I've only read this post and no reply's so don't shoot me if I'm just repeating what's already said but:

First, it's an interior dressing. So not very good on exterior plastics and rubbers (for durability that is).
For the interior it's pretty good but you have te get the hang of it. It sounds like you are using to much product. Apply with applicator and immediately buff with dry mf towel.

Or, waht I do: dilute the product 1:1 with water and put it into a small mist sprayer. Spray directly on a dry mf towel and wipe down the interiour. It will leave it clean, natural and fresh smelling :thumb:


----------



## Ghostrider (Dec 17, 2006)

kybert said:


> Water it down 1:1.


You´re talking about Poorboys Natural Look ?????

Would be a great advice if so.


----------



## Jochen (May 21, 2007)

Ghostrider said:


> You´re talking about Poorboys Natural Look ?????
> 
> Would be a great advice if so.


Indeed.
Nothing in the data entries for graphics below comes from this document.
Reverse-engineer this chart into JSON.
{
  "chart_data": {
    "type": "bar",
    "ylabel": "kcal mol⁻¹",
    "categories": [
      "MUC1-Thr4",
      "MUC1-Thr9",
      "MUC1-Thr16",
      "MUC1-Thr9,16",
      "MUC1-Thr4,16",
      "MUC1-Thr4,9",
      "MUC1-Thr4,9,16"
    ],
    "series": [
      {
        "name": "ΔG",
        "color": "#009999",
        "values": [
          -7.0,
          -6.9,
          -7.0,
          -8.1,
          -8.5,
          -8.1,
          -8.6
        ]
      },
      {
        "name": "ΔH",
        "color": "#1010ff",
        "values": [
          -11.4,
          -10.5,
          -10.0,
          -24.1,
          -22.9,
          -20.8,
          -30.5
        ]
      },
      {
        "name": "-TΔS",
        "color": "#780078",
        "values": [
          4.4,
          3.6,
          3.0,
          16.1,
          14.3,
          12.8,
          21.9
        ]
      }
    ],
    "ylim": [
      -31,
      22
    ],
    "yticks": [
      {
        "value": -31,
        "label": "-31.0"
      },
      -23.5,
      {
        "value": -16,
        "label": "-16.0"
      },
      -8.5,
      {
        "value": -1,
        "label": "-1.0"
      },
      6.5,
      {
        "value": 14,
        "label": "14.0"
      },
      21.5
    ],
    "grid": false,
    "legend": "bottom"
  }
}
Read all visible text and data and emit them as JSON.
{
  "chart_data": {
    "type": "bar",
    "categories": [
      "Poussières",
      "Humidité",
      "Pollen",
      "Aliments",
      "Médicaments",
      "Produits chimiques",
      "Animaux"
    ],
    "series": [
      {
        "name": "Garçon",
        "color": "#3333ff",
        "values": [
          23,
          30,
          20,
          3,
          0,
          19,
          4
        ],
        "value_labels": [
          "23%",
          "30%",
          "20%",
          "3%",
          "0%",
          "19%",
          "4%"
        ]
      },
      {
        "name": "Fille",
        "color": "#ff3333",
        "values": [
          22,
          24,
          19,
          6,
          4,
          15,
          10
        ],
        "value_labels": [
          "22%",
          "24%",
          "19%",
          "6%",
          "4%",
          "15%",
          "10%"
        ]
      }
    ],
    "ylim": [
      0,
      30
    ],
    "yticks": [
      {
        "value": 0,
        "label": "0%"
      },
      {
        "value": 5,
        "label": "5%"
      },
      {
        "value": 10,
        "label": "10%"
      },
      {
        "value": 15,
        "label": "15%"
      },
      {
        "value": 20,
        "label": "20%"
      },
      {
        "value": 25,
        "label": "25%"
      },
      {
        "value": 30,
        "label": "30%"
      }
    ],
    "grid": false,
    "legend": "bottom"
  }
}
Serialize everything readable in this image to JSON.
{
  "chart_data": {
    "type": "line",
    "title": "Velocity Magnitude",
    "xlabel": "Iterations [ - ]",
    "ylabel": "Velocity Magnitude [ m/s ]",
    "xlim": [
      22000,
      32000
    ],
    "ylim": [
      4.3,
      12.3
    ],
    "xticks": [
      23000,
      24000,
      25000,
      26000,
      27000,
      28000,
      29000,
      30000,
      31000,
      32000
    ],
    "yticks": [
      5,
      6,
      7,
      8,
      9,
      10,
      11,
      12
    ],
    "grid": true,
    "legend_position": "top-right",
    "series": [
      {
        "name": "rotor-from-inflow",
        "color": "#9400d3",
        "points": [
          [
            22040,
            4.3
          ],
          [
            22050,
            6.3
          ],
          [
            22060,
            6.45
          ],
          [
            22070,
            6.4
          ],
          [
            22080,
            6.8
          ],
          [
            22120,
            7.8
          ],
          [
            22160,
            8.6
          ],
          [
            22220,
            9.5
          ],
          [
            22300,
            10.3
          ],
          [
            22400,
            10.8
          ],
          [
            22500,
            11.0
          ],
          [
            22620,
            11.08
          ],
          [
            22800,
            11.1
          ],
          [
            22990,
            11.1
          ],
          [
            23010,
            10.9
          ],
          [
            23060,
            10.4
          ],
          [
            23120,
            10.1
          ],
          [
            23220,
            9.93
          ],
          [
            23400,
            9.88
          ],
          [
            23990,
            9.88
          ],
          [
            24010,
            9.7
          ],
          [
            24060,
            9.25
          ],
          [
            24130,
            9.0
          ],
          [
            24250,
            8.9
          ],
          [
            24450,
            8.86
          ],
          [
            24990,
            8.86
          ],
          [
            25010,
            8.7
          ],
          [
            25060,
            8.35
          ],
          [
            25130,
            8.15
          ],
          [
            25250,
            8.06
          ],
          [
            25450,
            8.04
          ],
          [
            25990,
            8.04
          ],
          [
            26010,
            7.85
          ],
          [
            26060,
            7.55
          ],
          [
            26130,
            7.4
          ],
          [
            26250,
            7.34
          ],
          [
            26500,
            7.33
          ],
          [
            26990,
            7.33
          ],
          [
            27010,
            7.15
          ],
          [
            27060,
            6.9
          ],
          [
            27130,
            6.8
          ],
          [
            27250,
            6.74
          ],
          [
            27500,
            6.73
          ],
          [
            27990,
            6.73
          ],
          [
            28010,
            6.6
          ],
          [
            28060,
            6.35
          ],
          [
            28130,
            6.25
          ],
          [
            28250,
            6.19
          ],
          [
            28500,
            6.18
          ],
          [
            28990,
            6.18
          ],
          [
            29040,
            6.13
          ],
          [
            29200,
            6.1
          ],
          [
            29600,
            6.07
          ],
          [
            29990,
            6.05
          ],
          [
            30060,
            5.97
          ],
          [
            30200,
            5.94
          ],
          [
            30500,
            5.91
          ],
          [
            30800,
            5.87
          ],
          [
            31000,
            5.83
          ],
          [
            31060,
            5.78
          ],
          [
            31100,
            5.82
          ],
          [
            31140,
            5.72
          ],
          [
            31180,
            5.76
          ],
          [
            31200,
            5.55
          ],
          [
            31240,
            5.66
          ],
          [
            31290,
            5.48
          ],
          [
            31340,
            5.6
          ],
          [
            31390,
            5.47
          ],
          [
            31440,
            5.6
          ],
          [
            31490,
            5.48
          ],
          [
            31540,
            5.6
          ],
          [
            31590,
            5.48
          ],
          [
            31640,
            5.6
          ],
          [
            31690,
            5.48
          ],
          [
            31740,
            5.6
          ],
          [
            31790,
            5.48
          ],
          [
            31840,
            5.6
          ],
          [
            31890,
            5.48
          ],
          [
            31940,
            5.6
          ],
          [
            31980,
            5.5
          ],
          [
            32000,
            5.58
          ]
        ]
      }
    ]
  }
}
Works a lot easier (look my post above) :thumb:


----------



## CleanCar99 (Dec 30, 2011)

^--- As above! Stops it being too greasy and shiny.


----------



## Ghostrider (Dec 17, 2006)

What type of water is recommended ? Just tap water or distilled water ?


----------



## CleanCar99 (Dec 30, 2011)

I used tap water, and its hard water here in Bristol. Seemed ok to me :thumb:


----------



## Jochen (May 21, 2007)

Ghostrider said:


> What type of water is recommended ? Just tap water or distilled water ?


Doesn't matter


----------



## DMH-01 (Mar 29, 2011)

I've never had to dilute it.

I'd say you must be using far too much. I literally use a couple of drops on a foam applicator. A little goes a very long way.


----------